30 settembre 2022

Mandello. L’Archivio della memoria ricorda Adriana Pasut: “Credeva nella libertà e nella giustizia”

Adriana Pasut in una foto che la ritrae con Simonetta Carizzoni.



Simonetta Carizzoni, presidente dell’Archivio comunale della memoria locale di Mandello Lario, ricorda con questa testimonianza Adriana Pasut vedova Maggi:
 
Sorpresa, fastidio e dolore mi hanno colto alla notizia che Adriana Pasut se n’è andata. Ci lascia soli la donna sempre presente alle iniziative del 25 Aprile e a quelle in ricordo dei caduti, in particolare a Fiumelatte di Varenna, quando con il marito Nando Maggi ricordava l’uccisione di suo fratello Domenico, l’8 gennaio 1945.

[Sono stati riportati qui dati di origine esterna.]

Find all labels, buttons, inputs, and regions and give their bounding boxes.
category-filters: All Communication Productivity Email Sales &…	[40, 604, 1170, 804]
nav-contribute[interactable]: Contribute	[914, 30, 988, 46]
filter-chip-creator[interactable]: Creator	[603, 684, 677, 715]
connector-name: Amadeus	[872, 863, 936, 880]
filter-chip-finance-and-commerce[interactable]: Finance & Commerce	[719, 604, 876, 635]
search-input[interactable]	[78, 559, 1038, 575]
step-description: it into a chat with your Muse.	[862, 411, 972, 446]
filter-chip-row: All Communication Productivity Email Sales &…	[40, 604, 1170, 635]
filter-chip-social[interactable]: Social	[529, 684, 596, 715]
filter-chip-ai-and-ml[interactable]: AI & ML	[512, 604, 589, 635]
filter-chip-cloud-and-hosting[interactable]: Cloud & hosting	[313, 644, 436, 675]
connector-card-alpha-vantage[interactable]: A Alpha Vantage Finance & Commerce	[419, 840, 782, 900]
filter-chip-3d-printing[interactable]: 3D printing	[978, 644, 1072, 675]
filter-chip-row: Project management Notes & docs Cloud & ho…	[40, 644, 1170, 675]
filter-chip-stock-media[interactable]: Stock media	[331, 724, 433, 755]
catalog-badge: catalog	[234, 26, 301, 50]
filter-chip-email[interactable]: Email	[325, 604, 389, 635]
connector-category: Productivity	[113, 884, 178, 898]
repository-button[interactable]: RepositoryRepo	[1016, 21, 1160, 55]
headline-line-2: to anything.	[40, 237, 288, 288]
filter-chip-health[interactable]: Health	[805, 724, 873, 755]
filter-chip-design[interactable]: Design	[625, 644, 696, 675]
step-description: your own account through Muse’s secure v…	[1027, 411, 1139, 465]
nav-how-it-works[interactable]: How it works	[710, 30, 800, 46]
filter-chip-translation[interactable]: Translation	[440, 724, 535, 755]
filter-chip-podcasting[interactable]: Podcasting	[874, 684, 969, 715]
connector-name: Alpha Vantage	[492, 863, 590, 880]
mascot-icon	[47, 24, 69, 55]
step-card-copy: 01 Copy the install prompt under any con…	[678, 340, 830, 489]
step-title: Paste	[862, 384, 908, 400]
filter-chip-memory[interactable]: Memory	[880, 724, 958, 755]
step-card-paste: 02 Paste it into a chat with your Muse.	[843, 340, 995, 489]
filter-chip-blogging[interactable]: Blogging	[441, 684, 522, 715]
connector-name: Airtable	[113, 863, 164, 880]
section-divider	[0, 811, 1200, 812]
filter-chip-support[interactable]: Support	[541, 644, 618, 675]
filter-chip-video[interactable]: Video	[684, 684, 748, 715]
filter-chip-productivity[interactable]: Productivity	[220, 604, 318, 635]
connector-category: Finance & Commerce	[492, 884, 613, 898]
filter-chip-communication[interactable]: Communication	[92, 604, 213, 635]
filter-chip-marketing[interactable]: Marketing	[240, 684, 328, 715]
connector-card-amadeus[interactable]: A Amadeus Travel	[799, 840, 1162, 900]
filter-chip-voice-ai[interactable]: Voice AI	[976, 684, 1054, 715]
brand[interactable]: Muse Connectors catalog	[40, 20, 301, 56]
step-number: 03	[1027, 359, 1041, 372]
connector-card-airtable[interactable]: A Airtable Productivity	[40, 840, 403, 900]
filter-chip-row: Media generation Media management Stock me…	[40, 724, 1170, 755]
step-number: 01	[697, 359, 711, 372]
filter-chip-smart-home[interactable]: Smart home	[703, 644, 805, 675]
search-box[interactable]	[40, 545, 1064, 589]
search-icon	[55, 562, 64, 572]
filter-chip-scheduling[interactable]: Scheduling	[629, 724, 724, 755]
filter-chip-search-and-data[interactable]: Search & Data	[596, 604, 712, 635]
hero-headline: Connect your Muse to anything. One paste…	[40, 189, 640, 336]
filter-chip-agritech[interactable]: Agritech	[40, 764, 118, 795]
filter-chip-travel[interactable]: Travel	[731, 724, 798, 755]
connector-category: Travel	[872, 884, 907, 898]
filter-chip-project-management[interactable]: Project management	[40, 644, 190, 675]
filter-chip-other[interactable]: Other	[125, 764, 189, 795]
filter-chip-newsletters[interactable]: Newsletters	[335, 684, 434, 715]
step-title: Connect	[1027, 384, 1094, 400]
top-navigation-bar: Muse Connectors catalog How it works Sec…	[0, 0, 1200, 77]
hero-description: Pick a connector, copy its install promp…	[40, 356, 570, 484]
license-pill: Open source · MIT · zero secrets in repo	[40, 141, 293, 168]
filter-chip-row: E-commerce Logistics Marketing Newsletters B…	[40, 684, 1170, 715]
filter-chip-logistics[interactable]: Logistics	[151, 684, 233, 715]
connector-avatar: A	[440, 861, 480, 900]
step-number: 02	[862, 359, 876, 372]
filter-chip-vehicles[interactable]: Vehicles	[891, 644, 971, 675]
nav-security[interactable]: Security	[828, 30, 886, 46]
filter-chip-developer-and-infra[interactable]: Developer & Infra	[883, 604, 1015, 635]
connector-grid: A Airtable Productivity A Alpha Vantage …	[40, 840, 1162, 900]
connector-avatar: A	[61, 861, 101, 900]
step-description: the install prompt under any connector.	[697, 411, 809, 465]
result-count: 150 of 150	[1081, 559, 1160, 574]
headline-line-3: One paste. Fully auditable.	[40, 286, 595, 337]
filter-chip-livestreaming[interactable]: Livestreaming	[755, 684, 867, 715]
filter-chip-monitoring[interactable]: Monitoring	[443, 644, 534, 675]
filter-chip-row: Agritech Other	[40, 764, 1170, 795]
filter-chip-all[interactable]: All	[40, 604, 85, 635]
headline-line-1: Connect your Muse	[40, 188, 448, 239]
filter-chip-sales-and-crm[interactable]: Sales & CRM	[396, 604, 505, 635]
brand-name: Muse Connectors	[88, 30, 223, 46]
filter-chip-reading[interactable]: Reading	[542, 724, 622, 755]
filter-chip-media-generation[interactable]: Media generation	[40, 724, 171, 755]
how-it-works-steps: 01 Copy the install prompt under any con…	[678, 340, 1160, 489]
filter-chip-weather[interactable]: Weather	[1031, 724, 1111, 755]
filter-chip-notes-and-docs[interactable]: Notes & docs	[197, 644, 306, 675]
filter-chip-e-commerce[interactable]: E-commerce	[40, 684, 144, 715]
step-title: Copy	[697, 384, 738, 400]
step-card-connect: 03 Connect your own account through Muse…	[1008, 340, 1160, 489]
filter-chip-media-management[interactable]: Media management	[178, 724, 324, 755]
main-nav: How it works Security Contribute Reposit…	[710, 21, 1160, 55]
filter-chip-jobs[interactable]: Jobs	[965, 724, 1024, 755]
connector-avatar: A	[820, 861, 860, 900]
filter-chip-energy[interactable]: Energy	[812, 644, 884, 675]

Una donna che credeva nella libertà e nella giustizia, impegnata nel trasmettere ai giovani questi valori. Ricordo ancora l’incontro dei sei ragazzi dell’istituto “Alessandro Volta” che facevano parte del gruppo di “ricerca sul campo”.
 
La intervistarono nel gennaio 2006 in uno dei laboratori degli “itinerari della memoria”, che allora muovevano i primi passi e oggi sono un itinerario didattico-turistico non soltanto a Mandello. Erano attentissimi, prendevano appunti e facevano domande perché un testimone che racconta vale più di tante pagine di un libro di storia.
 
Diceva loro che suo fratello Domenico era diventato partigiano dopo l’8 settembre 1943, spinto dalla voglia di libertà dopo anni di dittatura fascista. Era andato in montagna in Valsassina e si era poi aggregato alla 55.ma brigata Rosselli.



 
La preziosa testimonianza di Adriana è entrata a far parte del libro, pubblicato dall’Archivio comunale della memoria locale nel 2015, Donne e Resistenza a Mandello. 
 
Come raccontava nell’intervista, negli anni 1943-45 Adriana ha messo a rischio la sua stessa vita, per portare aiuto ai partigiani. “La mia era una famiglia antifascista convinta - diceva - e i familiari dei partigiani correvano il rischio di essere presi e fucilati o portati in Germania. Quando mio fratello era a Introzzo, io prendevo il treno fino a Dervio, scendevo, mi facevo la mulattiera a piedi, con una valigia. Gli portavo vestiti, da mangiare e soldi per tirare avanti”. 
 
“Poi nel ’44 - aggiungeva - non ho più potuto perché non sapevo dove erano nascosti. Durante un rastrellamento in Valvarrone ho dovuto scappare velocemente giù per la discesa nel fondovalle, mi sono nascosta dietro un grande castagno e ho sentito i fischi dei proiettili a breve distanza, di qua e di là dalle piante. Facevano rotolare giù le forme di formaggio e rubavano la biancheria della dote delle ragazze”.